After the tour, Gordon told us that Tash had talked him into flying her and Heather to their party that night. The party was at a place called the Gin Palace on the edge of Lake Naivasha, four hours by car but only 35 minutes by air. Gordon, who began flying in the 1970s, kept two planes at a landing strip right on the farm, and his larger plane could carry six people. “Do you want to come along?” he asked me and Zannah.
We weren’t about to turn down a chance to fly over the Great Rift Valley in a private plane. An hour later, Gordon, Tash, Heather, Zannah and I were rolling down the grass-covered runway. Tash and Heather were happy to be flying instead of driving, but they still weren’t satisfied with their cavewoman outfits.

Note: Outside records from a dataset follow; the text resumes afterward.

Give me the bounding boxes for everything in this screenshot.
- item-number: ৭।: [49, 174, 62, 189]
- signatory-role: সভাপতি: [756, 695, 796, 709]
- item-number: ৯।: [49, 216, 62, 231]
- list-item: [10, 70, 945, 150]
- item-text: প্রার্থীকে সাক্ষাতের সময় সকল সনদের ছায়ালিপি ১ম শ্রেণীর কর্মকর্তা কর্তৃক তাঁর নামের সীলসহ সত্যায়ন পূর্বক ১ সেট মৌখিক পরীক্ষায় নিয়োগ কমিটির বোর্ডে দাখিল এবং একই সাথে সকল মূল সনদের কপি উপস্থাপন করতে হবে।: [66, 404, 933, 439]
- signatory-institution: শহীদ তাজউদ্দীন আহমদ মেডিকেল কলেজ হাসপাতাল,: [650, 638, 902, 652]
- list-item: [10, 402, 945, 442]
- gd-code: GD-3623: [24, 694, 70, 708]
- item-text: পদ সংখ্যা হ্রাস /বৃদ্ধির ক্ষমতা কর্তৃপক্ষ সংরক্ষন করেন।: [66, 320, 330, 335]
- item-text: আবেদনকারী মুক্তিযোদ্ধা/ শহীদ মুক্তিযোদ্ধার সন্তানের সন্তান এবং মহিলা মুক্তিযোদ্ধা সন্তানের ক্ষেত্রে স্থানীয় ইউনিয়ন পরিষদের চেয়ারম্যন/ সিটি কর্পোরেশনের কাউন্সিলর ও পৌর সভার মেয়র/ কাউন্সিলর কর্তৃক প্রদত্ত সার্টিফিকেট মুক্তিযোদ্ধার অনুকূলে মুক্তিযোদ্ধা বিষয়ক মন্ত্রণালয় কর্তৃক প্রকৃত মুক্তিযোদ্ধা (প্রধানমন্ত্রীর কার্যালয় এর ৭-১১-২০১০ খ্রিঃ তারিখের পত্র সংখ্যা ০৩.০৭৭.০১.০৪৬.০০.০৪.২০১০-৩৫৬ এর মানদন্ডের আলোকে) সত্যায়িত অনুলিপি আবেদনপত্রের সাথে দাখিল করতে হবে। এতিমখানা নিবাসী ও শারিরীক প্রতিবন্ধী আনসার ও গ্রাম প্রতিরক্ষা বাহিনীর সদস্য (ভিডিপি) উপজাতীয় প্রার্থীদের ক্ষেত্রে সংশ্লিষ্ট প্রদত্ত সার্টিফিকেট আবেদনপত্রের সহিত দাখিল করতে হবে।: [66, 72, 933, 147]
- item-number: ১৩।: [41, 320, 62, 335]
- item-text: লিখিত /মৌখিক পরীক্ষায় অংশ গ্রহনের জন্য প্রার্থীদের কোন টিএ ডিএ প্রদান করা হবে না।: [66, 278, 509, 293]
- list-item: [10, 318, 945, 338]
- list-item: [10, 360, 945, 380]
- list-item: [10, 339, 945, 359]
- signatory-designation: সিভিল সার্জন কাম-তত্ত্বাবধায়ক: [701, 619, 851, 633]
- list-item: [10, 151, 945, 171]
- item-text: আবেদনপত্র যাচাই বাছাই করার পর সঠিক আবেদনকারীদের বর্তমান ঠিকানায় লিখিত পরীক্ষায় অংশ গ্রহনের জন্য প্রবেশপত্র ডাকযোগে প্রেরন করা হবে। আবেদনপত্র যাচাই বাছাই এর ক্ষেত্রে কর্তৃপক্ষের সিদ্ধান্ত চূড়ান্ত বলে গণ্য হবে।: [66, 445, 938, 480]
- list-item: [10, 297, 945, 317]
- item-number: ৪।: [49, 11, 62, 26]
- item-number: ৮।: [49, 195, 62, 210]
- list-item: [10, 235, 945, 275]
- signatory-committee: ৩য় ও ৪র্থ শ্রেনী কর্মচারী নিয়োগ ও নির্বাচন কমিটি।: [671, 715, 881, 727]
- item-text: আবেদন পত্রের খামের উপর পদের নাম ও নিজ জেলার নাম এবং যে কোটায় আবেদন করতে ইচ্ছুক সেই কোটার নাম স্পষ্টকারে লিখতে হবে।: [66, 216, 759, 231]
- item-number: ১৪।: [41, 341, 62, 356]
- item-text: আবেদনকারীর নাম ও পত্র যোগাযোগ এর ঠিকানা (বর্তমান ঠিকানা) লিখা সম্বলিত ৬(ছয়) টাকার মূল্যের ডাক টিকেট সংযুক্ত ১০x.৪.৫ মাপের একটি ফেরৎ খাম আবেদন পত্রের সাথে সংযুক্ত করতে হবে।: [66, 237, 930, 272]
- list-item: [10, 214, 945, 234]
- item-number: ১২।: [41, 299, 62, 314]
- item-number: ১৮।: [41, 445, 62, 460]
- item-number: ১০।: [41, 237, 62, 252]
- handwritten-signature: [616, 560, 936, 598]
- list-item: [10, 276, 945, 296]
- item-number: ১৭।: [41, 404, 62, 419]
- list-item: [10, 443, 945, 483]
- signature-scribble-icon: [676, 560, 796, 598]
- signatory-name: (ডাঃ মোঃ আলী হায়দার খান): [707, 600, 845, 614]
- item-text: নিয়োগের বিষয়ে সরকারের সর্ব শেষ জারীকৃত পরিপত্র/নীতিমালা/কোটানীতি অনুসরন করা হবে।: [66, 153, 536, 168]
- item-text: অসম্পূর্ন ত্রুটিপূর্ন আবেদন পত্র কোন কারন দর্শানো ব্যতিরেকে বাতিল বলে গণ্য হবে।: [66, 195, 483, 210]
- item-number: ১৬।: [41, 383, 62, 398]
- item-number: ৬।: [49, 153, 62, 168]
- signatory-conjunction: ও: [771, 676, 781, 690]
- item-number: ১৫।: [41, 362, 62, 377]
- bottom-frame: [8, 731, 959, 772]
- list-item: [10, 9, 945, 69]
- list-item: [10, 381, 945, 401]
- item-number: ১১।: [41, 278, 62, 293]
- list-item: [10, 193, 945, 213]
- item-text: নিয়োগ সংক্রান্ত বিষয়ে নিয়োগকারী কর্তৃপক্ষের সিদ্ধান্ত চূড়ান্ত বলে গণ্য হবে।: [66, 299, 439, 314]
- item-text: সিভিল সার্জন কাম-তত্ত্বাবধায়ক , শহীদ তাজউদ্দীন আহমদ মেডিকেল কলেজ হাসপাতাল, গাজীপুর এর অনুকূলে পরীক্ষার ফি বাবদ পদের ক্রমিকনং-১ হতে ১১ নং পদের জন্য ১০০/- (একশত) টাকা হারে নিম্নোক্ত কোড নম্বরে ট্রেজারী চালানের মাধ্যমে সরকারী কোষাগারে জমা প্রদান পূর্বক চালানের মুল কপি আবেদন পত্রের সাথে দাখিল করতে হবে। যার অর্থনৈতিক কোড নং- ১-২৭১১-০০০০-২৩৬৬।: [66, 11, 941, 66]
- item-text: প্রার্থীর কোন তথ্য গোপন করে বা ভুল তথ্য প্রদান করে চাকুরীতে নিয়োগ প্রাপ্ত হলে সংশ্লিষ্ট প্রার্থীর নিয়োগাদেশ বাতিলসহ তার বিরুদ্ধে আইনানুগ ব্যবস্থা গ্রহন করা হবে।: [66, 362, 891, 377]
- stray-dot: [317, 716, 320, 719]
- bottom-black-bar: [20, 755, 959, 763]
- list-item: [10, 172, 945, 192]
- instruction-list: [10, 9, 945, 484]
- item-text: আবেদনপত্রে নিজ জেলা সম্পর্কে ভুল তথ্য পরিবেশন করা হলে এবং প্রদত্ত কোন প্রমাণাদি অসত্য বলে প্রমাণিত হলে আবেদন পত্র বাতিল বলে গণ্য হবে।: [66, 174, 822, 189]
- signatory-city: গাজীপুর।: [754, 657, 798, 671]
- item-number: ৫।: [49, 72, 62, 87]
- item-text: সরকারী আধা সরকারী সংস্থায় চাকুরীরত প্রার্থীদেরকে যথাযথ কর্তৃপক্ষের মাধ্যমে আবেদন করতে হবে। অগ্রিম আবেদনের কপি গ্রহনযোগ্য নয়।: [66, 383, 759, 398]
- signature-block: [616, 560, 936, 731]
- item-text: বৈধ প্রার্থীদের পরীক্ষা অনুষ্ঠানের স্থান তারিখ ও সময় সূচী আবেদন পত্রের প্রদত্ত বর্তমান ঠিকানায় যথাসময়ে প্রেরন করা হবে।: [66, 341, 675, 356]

Gordon landed and drove us to Lookout Point. Vanessa, Colin, Beth and Jens had been joined by Jamie (one of Vanessa and Gordon’s two sons), Jamie’s wife Danni, and Danni’s mom Christine, who was visiting from England. The view was beautiful. We drank wine and Tusker as the sun set on what had been a very interesting, entertaining day.
It was impossible, in that environment, to avoid thinking about inequality and skin color. Every time we left the oasis of the Murrays’ modern house we immediately passed a cluster of dirty shacks that housed some of their workers, and over a fence the faces of black children peered at the white faces driving by in luxury SUVs. Black Kenyans prepare the Murrays’ food, clean their house, feed their dogs, mow their lawn, maintain their tennis court, and wash their cars.
This was my first experience with the descendents of colonial settlers in Africa. It’s a fascinating situation. What is it like to be born in Kenya and consider yourself a Kenyan, but at the same time to have white skin and be culturally more British than Swahili?
When tribal violence swept Kenya after the 2007 elections, killing more than 800 people and leaving 600,000 displaced, the homes and businesses of Asian (primarily Indian) Kenyans were especially hard-hit. Asian Kenyans who had lived in the country for generations suddenly realized that they were still considered outsiders. How awful must it be to feel unwelcome in your own country? It sounds as if there’s not nearly as much resentment towards white Kenyans, but the us/them dynamic is dangerous and volatile. If you were a white Kenyan, wouldn’t you worry the fault line might shift before the next big shake?